Paris: L'ouverture d'un restaurant par la fille d'un parrain sicilien fait réagir en Italie

SOCIETE L'initiative a fait réagir de l'autre côté des Alpes, où on n'a pas oublié le parrain accusé d'avoir commandité plus de 150 homicides...

20 Minutes avec AFP

— 

Illustration: Une pizza.
Illustration: Une pizza. — SUPERSTOCK/SUPERSTOCK/SIPA
  • Lucia Riina, 38 ans, la benjamine de Salvatore «Toto» Riina, est un des parrains de la mafia sicilienne.
  • Cette ouverture a fait réagir en Italie.

Une ouverture qui fait polémique. Au mur, des vieilles photos de Corleone, sur les étagères, des bouteilles d'alcool italien... Le restaurant récemment ouvert à Paris par la fille de l'un des plus célèbres parrains de Cosa Nostra cultive l'ambiance sicilienne et fait réagir en Italie.

Le «Corleone»

Lucia Riina, 38 ans, la benjamine de Salvatore «Toto» Riina, un des parrains de la mafia sicilienne décédé en prison en 2017, a nommé l'établissement le «Corleone» d'après le fief historique de la famille.

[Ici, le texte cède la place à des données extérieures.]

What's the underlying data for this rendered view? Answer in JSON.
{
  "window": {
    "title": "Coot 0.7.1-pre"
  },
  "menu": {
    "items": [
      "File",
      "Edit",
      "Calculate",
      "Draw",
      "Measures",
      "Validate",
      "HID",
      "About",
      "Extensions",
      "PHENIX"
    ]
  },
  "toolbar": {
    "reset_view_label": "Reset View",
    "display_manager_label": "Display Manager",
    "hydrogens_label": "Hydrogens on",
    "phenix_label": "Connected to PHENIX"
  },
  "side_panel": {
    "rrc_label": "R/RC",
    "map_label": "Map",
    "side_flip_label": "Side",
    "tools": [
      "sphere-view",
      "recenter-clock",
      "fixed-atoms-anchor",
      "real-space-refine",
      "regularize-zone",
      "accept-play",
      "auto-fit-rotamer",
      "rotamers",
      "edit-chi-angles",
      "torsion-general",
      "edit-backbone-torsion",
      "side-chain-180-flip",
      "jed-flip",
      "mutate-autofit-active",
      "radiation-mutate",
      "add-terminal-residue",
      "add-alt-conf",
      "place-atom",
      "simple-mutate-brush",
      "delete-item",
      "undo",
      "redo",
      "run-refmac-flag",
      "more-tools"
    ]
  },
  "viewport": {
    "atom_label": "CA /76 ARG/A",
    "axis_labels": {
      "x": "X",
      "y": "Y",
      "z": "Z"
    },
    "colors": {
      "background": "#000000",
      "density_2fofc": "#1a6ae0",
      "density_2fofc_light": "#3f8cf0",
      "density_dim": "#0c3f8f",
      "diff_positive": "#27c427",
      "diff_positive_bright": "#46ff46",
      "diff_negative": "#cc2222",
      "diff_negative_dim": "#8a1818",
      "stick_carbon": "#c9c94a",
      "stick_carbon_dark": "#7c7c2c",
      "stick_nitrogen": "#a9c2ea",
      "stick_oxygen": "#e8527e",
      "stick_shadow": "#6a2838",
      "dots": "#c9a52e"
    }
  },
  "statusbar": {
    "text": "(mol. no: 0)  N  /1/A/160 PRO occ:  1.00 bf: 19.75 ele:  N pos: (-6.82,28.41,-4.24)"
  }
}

Non propriétaire des lieux, elle a bénéficié du soutien financier d'un de ses amis, Pascal Fratellini, qui possède plusieurs boites de nuit, a-t-on appris auprès de son entourage.

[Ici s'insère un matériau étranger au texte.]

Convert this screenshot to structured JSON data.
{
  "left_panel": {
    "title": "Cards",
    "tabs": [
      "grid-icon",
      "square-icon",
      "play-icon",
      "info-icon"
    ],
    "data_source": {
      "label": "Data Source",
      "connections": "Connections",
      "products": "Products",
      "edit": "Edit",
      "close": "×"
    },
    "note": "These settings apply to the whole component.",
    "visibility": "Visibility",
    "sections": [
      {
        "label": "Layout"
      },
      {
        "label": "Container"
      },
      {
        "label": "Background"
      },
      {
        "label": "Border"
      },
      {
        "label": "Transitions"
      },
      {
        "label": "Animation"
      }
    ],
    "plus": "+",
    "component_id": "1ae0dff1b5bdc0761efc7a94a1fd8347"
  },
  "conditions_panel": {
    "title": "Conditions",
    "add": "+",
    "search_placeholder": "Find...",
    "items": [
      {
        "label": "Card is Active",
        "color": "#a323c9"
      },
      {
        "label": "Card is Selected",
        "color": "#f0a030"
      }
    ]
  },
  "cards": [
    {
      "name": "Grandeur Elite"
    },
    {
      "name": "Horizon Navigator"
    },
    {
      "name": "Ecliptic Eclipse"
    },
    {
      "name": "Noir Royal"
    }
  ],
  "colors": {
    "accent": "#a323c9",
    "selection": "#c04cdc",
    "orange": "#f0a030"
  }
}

Dans cet établissement situé dans le très chic VIIIe arrondissement de Paris, près du Parc Monceau, les clients viennent déguster une cuisine italo-sicilienne dans une ambiance feutrée: pâtes, poissons et viandes en sauce.

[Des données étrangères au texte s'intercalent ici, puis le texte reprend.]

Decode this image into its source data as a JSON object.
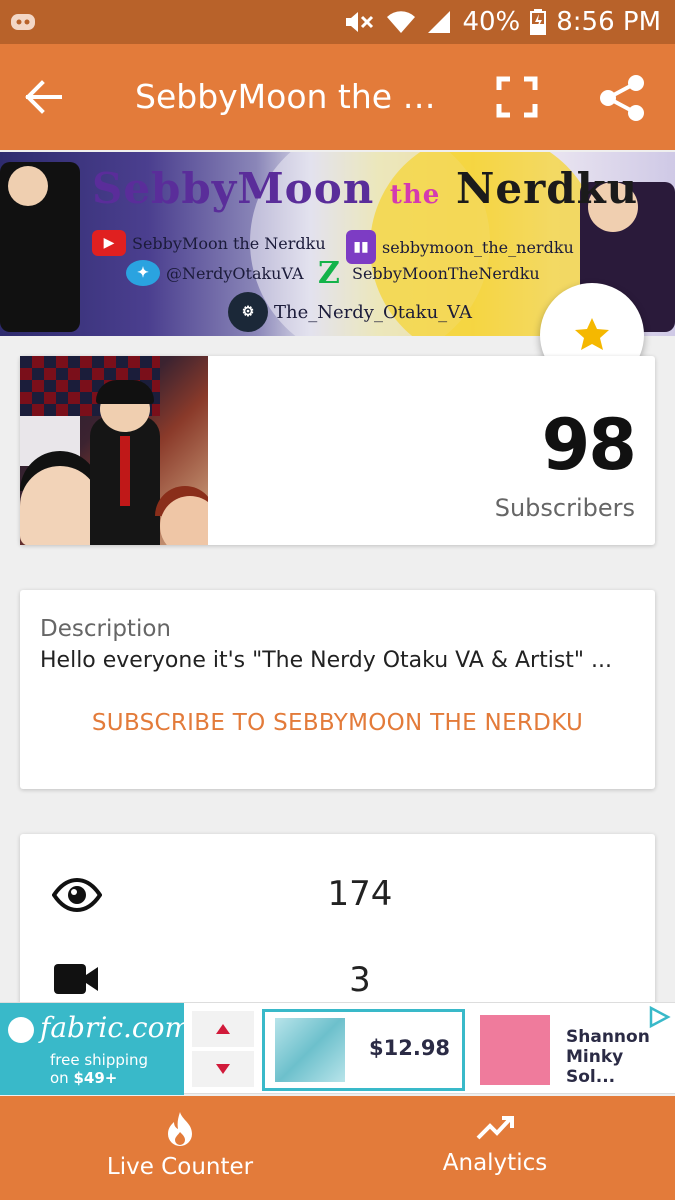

L'initiative a fait réagir de l'autre côté des Alpes, où on n'a pas oublié le parrain accusé d'avoir commandité plus de 150 homicides, condamné à une vingtaine de peines de prison à vie. Surnommé «la belva» (le fauve) pour sa férocité, il a fait régner la terreur pendant près de 20 ans au sein de Cosa Nostra, dont il avait pris le contrôle à partir des années 70. Il avait notamment ordonné les meurtres des juges antimafia Giovanni Falcone et Paolo Borsellino en 1992.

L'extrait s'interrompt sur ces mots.